Insurance and reinsurance broker Aon’s Impact Forecasting division has issued a preliminary estimate for first-quarter 2023 insured global catastrophe losses, putting the total at around US $15 billion and saying severe convective storms were the main driver.

Total economic losses from global natural disasters in Q1 of 2023 are estimated to reach at least $63 billion by Aon.

The devastating earthquake in Türkiye and Syria are the main contributor to economic losses, with approximately $39.1 billion of the bill falling to that event.

The economic loss tally from natural disasters is well above the average, when compared to the 21st Century baseline ($53 billion) and significantly higher than the median ($38 billion), Aon notes.

Global losses to private and public insurance entities of $15 billion are currently estimated, which is close to both the average and median of the last 10 years.


However, Aon warns that potential loss development will likely drive that insured loss figure higher as well.

In fact Aon cautions that “robust loss development” is expected to continue throughout the rest of the year from the natural disasters and weather catastrophes seen in Q1 2023.

As is typical, secondary perils drove the largest share of first-quarter insured catastrophe losses around the globe.

Events in the United States are estimated to have driven 58% of the insured losses and EMEA 25%.

A number of larger events occurred, including the earthquake in Türkiye and the outbreak of severe convective storm activity in the United States on March 1-3, each of which are expected to result in insured losses in excess of $3 billion, Aon said.

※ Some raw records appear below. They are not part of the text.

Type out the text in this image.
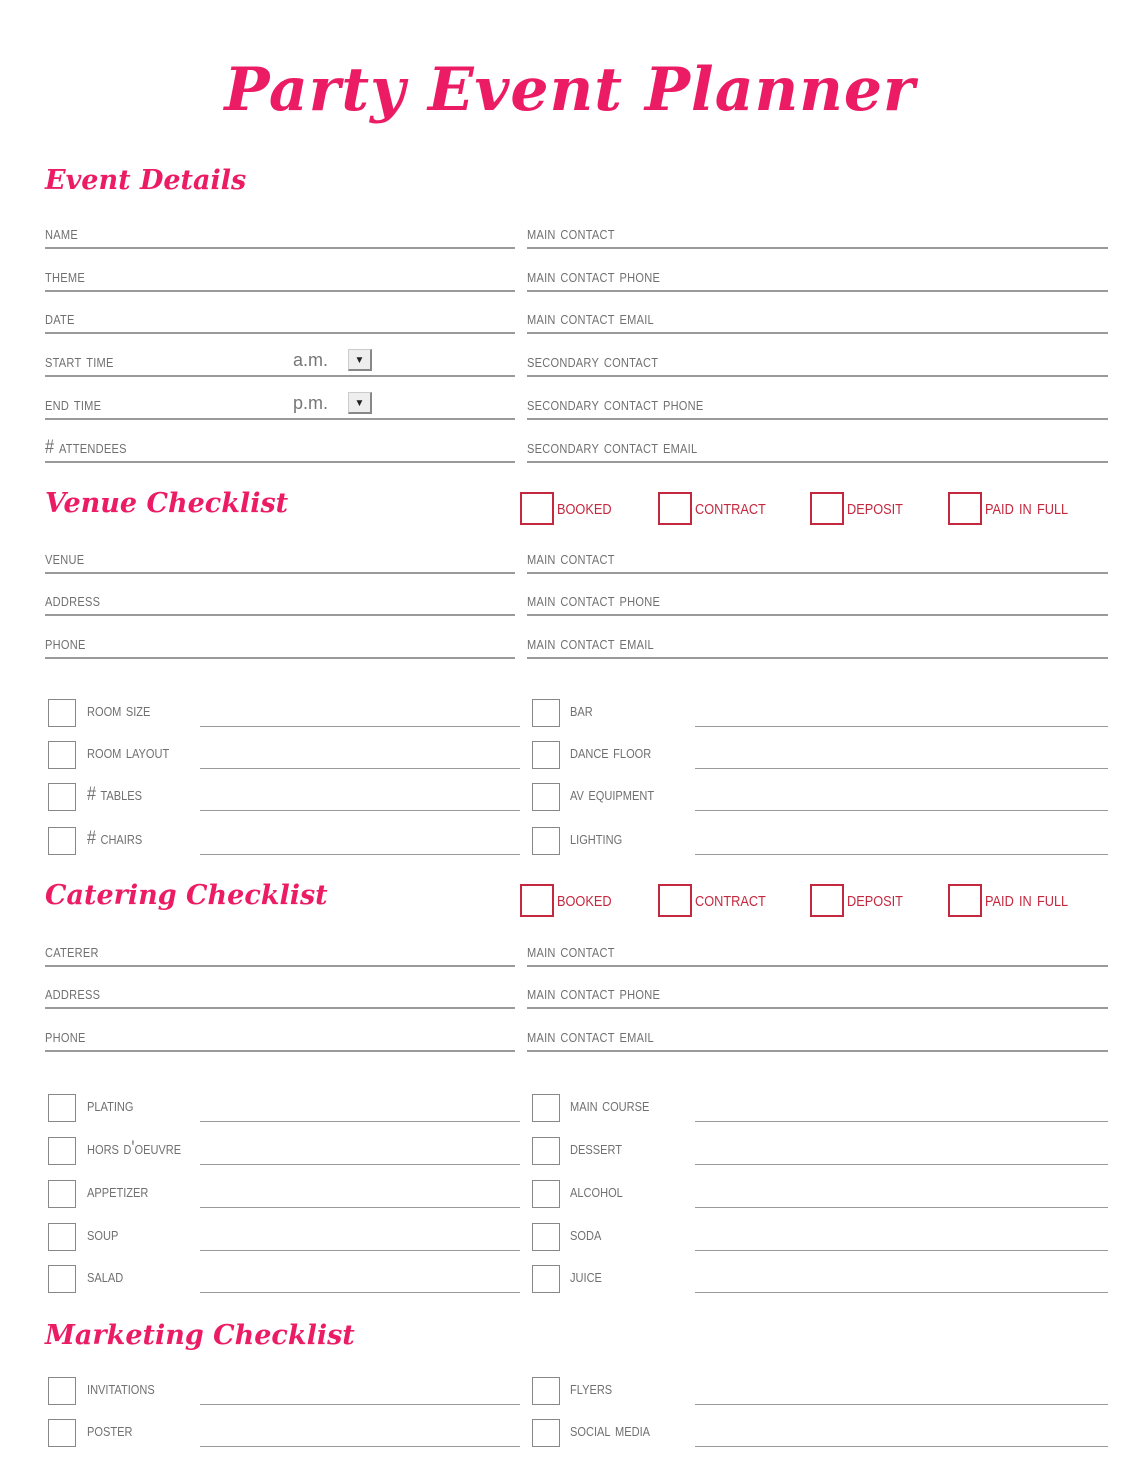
Party Event Planner
Event Details
Venue Checklist
Catering Checklist
Marketing Checklist
name	main contact
theme	main contact phone
date	main contact email
start time	a.m.	▼	secondary contact
end time	p.m.	▼	secondary contact phone
# attendees	secondary contact email
booked	contract	deposit	paid in full
booked	contract	deposit	paid in full
venue	main contact
address	main contact phone
phone	main contact email
caterer	main contact
address	main contact phone
phone	main contact email
room size	bar
room layout	dance floor
# tables	av equipment
# chairs	lighting
plating	main course
hors d'oeuvre	dessert
appetizer	alcohol
soup	soda
salad	juice
invitations	flyers
poster	social media
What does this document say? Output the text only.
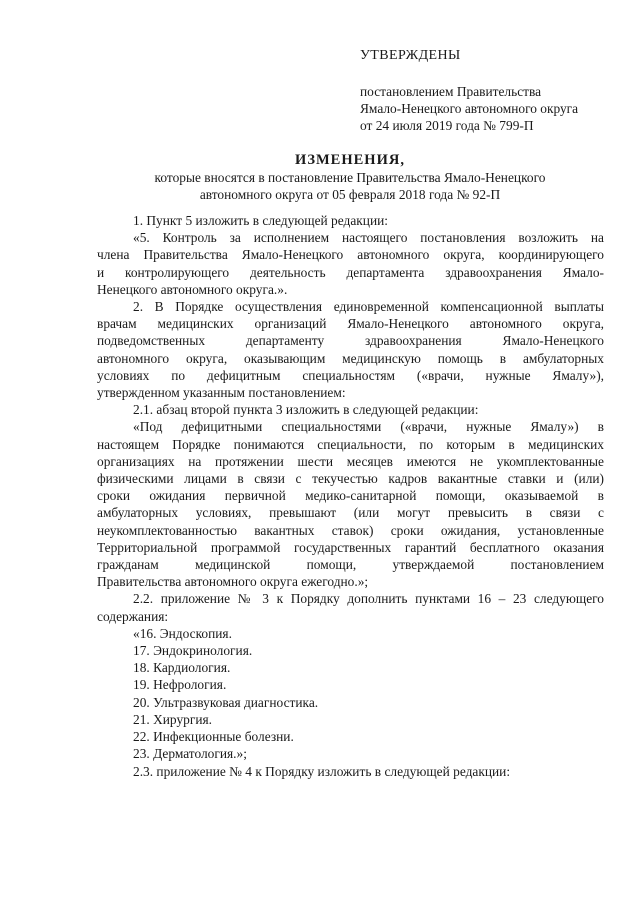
УТВЕРЖДЕНЫ
постановлением Правительства
Ямало-Ненецкого автономного округа
от 24 июля 2019 года № 799-П
ИЗМЕНЕНИЯ,
которые вносятся в постановление Правительства Ямало-Ненецкого
автономного округа от 05 февраля 2018 года № 92-П
1. Пункт 5 изложить в следующей редакции:
«5. Контроль за исполнением настоящего постановления возложить на
члена Правительства Ямало-Ненецкого автономного округа, координирующего
и контролирующего деятельность департамента здравоохранения Ямало-
Ненецкого автономного округа.».
2. В Порядке осуществления единовременной компенсационной выплаты
врачам медицинских организаций Ямало-Ненецкого автономного округа,
подведомственных департаменту здравоохранения Ямало-Ненецкого
автономного округа, оказывающим медицинскую помощь в амбулаторных
условиях по дефицитным специальностям («врачи, нужные Ямалу»),
утвержденном указанным постановлением:
2.1. абзац второй пункта 3 изложить в следующей редакции:
«Под дефицитными специальностями («врачи, нужные Ямалу») в
настоящем Порядке понимаются специальности, по которым в медицинских
организациях на протяжении шести месяцев имеются не укомплектованные
физическими лицами в связи с текучестью кадров вакантные ставки и (или)
сроки ожидания первичной медико-санитарной помощи, оказываемой в
амбулаторных условиях, превышают (или могут превысить в связи с
неукомплектованностью вакантных ставок) сроки ожидания, установленные
Территориальной программой государственных гарантий бесплатного оказания
гражданам медицинской помощи, утверждаемой постановлением
Правительства автономного округа ежегодно.»;
2.2. приложение № 3 к Порядку дополнить пунктами 16 – 23 следующего
содержания:
«16. Эндоскопия.
17. Эндокринология.
18. Кардиология.
19. Нефрология.
20. Ультразвуковая диагностика.
21. Хирургия.
22. Инфекционные болезни.
23. Дерматология.»;
2.3. приложение № 4 к Порядку изложить в следующей редакции:
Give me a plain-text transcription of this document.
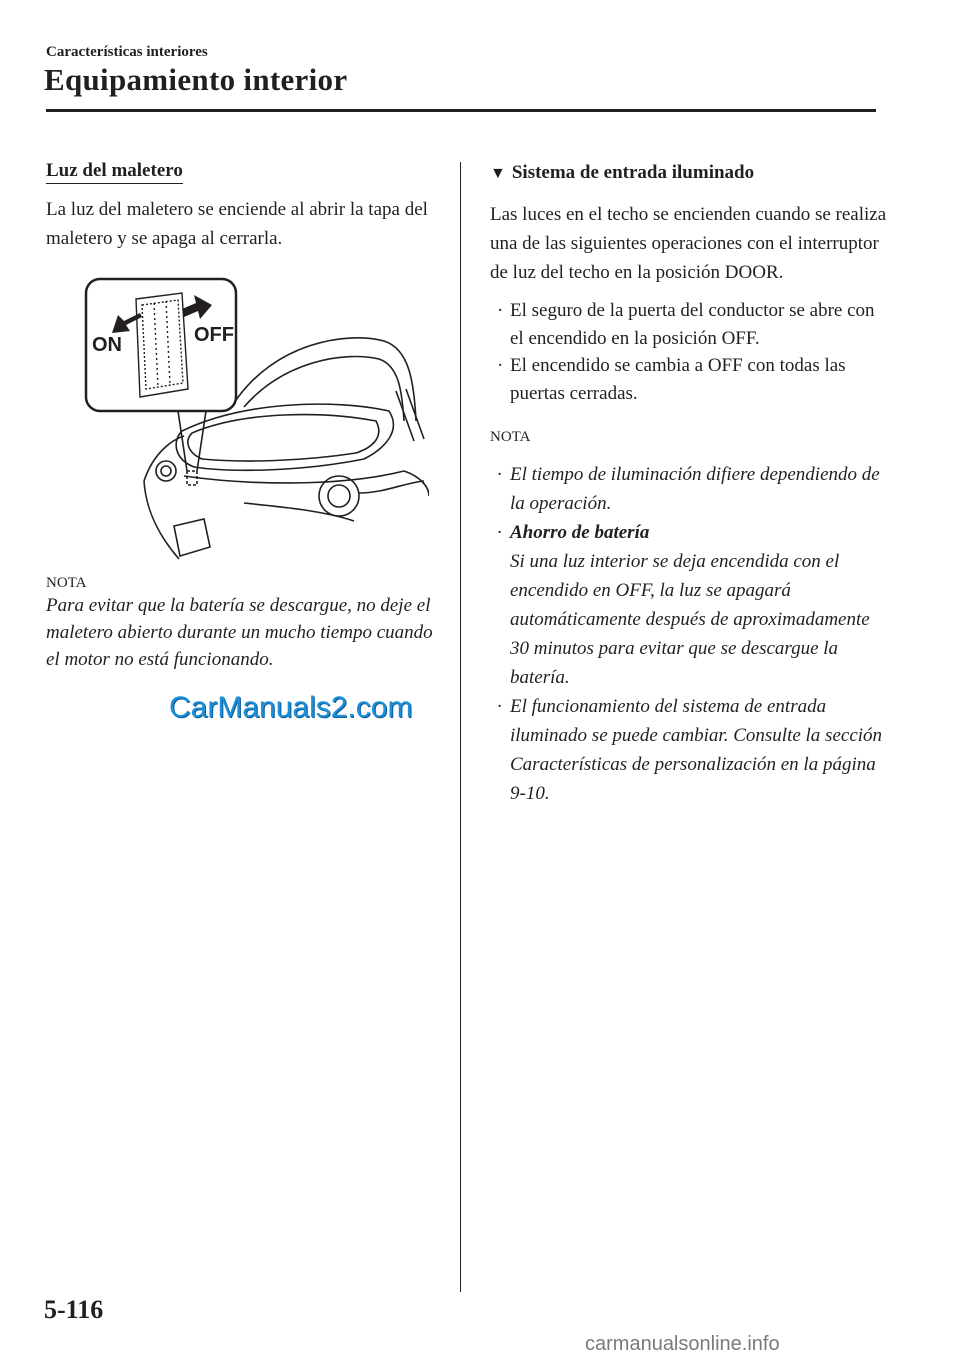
Características interiores
Equipamiento interior
Luz del maletero

La luz del maletero se enciende al abrir la tapa del maletero y se apaga al cerrarla.

ON	OFF
NOTA
Para evitar que la batería se descargue, no deje el maletero abierto durante un mucho tiempo cuando el motor no está funcionando.
CarManuals2.com
▼ Sistema de entrada iluminado

Las luces en el techo se encienden cuando se realiza una de las siguientes operaciones con el interruptor de luz del techo en la posición DOOR.

· El seguro de la puerta del conductor se abre con el encendido en la posición OFF.
· El encendido se cambia a OFF con todas las puertas cerradas.
NOTA
· El tiempo de iluminación difiere dependiendo de la operación.
· Ahorro de batería
Si una luz interior se deja encendida con el encendido en OFF, la luz se apagará automáticamente después de aproximadamente 30 minutos para evitar que se descargue la batería.
· El funcionamiento del sistema de entrada iluminado se puede cambiar. Consulte la sección Características de personalización en la página 9-10.
5-116
carmanualsonline.info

On the events in New Zealand, Aon estimates that the combined insured loss from the Auckland flooding and Cyclone Gabrielle are close to $2 billion.


Aon currently estimates that $5.4 billion of the insured losses are from US severe convective storm activity, a figure that could also rise as some of this activity is very recent.

European Windstorms meanwhile, had the least costly season since the winter season of 1995/1996, Aon also notes.

It’s worth also noting that broker BMS Group suggested the total insured losses for severe convective storms in Q1 could see significant development, with as much as $9.5 billion from that peril alone, which would significantly boost Aon’s figure if that development occurs.